SNSのカラフルなフィードに疲れたと感じるとき。それは弱さではなく、本質を見ようとする感性が研ぎ澄まされている証拠なのだと思う。少ないものの中に深さを見出す力は、色に溢れた日常の中で、むしろ磨かれていく。
モノクローム絵本を暮らしの風景に溶かす——置き方ひとつで変わる空気
本棚の上段に1冊、表紙を見せて立てるだけでいい。
白壁や木目の家具と調和するモノクロの表紙は、部屋の空気を静かに引き締める。『一本の木がありました。』の鉛筆画の桜が棚に立っているだけで、その一角に、よはくのある空気が生まれる。色鮮やかな本の間に、モノクロの1冊を差し込んでみるのもいい。それだけで本棚全体のリズムが変わる。

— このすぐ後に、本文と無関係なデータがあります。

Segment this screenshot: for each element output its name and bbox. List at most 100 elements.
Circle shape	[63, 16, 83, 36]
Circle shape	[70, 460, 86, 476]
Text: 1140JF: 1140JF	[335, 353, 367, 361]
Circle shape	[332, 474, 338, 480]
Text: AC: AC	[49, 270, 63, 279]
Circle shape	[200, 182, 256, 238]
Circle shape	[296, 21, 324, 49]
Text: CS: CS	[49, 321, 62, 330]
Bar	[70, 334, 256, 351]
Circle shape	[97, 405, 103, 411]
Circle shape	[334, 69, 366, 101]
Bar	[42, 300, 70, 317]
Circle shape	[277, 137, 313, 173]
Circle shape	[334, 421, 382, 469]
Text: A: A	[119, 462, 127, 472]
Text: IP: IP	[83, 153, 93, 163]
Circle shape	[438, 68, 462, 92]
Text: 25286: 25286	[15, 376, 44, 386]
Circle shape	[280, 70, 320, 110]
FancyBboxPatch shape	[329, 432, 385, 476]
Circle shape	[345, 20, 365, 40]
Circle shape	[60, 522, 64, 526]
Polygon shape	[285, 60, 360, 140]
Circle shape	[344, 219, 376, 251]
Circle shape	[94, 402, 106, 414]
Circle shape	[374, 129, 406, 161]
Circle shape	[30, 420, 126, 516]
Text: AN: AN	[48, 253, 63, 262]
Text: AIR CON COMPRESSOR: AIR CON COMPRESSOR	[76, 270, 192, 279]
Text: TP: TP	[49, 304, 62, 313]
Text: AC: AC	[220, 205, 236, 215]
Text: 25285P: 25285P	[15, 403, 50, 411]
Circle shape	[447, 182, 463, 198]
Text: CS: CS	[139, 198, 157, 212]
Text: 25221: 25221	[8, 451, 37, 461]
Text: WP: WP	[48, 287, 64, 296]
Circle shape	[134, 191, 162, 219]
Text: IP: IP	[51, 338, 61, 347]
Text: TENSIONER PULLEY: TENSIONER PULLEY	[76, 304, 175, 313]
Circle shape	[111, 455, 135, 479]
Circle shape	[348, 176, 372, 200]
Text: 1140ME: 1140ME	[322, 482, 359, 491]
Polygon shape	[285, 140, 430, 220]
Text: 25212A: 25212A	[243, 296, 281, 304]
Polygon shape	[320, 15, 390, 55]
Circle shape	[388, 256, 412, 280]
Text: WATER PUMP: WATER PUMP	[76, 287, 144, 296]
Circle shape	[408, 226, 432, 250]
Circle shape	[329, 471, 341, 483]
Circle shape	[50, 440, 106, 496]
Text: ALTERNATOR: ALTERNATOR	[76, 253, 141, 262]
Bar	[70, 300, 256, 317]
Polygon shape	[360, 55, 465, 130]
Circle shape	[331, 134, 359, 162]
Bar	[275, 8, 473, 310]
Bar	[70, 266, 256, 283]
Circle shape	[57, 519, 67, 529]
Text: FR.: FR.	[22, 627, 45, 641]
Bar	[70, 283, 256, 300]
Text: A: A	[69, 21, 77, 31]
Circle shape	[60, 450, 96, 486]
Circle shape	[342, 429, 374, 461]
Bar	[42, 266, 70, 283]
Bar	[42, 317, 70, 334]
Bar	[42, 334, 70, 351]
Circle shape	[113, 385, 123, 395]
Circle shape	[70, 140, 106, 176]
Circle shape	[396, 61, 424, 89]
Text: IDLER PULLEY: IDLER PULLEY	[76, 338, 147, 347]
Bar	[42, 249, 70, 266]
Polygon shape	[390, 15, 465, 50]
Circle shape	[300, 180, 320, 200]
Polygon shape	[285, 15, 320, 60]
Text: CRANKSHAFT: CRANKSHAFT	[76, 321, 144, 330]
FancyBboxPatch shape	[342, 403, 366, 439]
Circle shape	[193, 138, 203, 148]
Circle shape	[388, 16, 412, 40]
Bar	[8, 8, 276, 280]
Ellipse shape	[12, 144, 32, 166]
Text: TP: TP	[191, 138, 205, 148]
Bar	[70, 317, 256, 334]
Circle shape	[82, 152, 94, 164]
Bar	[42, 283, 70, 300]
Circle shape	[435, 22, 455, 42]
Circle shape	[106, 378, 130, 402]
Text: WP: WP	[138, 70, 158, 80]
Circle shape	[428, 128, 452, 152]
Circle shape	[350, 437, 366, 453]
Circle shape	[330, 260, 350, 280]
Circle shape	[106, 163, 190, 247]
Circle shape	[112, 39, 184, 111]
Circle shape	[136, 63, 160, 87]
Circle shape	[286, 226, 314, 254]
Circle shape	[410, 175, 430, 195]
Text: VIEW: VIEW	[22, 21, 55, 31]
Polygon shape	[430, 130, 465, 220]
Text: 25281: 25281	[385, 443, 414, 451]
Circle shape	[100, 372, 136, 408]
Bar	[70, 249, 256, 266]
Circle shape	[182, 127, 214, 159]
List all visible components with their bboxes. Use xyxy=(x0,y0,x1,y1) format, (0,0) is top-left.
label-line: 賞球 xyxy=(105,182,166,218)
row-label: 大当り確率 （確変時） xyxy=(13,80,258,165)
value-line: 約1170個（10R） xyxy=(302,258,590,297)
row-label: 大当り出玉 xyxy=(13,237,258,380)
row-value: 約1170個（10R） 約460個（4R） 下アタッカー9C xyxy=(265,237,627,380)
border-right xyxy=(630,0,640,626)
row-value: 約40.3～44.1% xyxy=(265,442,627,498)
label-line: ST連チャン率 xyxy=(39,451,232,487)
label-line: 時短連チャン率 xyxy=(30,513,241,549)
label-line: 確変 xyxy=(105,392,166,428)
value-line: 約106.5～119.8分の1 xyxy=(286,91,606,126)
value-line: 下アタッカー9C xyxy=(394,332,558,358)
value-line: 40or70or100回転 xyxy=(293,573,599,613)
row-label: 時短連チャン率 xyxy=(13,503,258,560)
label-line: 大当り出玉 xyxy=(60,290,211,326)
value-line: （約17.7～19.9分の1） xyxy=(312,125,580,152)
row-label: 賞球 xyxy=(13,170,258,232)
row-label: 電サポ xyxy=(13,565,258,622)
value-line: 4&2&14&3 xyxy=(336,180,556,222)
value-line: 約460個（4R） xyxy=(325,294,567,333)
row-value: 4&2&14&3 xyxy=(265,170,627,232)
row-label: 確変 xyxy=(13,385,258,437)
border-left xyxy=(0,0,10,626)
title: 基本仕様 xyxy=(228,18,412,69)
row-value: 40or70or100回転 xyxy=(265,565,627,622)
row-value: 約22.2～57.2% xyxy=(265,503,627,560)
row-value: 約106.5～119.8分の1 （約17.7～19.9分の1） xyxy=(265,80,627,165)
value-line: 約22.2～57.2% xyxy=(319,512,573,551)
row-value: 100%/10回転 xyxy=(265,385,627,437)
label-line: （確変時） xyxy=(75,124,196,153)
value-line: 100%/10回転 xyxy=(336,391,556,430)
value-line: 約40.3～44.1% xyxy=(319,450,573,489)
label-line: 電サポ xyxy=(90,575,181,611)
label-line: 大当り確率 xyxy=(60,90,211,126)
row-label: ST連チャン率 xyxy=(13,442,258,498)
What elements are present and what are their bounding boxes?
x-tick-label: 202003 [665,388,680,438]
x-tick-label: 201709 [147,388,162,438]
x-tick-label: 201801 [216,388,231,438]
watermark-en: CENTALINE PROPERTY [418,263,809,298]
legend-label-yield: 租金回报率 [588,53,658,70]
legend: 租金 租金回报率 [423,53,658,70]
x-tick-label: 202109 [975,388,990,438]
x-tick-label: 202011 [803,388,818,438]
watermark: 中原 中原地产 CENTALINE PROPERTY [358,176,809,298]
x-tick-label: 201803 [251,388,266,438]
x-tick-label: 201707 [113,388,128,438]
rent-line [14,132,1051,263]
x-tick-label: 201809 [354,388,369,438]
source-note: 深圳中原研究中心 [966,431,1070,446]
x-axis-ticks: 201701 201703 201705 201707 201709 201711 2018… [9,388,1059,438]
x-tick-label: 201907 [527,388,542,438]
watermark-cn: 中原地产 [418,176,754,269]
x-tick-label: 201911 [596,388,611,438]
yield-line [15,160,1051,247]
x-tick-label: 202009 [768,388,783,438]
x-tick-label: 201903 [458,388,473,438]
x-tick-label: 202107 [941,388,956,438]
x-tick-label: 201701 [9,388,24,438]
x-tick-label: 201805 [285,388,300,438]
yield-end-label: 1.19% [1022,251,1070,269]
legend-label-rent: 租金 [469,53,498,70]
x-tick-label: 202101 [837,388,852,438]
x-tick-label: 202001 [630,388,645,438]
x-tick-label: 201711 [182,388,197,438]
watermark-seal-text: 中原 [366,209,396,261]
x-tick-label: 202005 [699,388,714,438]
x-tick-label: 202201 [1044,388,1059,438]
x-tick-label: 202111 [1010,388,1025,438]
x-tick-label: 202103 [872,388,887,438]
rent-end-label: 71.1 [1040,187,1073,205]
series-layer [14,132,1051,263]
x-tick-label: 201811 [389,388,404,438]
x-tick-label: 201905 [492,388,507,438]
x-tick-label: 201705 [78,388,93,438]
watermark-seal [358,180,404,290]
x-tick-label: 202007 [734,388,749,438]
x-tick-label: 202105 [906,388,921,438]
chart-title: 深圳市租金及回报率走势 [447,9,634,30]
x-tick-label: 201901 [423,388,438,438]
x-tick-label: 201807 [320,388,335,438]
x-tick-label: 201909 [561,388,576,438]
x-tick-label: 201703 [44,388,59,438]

夜、子どもの寝息が聞こえるリビングで、間接照明の下、コーヒーを傍らに1冊開く。特別なことは何もしていない。画面の光ではなく、紙の上の影に目を落としている。それだけの数分間が、一日のどこにもなかった空白になる。
モノクローム絵本は、暮らしを劇的に変えるものではない。ただ、暮らしの中にすでにある静けさに、ふと気づかせてくれる。本棚に背表紙が並んでいるのを見るたびに、指先があのざらりとした感触を思い出すたびに、自分がどんな時間を大切にしたいのか、小さな確認のような気持ちが生まれる。
棚の上の1冊に、窓からの朝の光が当たっている。白い表紙に、影がひとつ、静かに落ちている。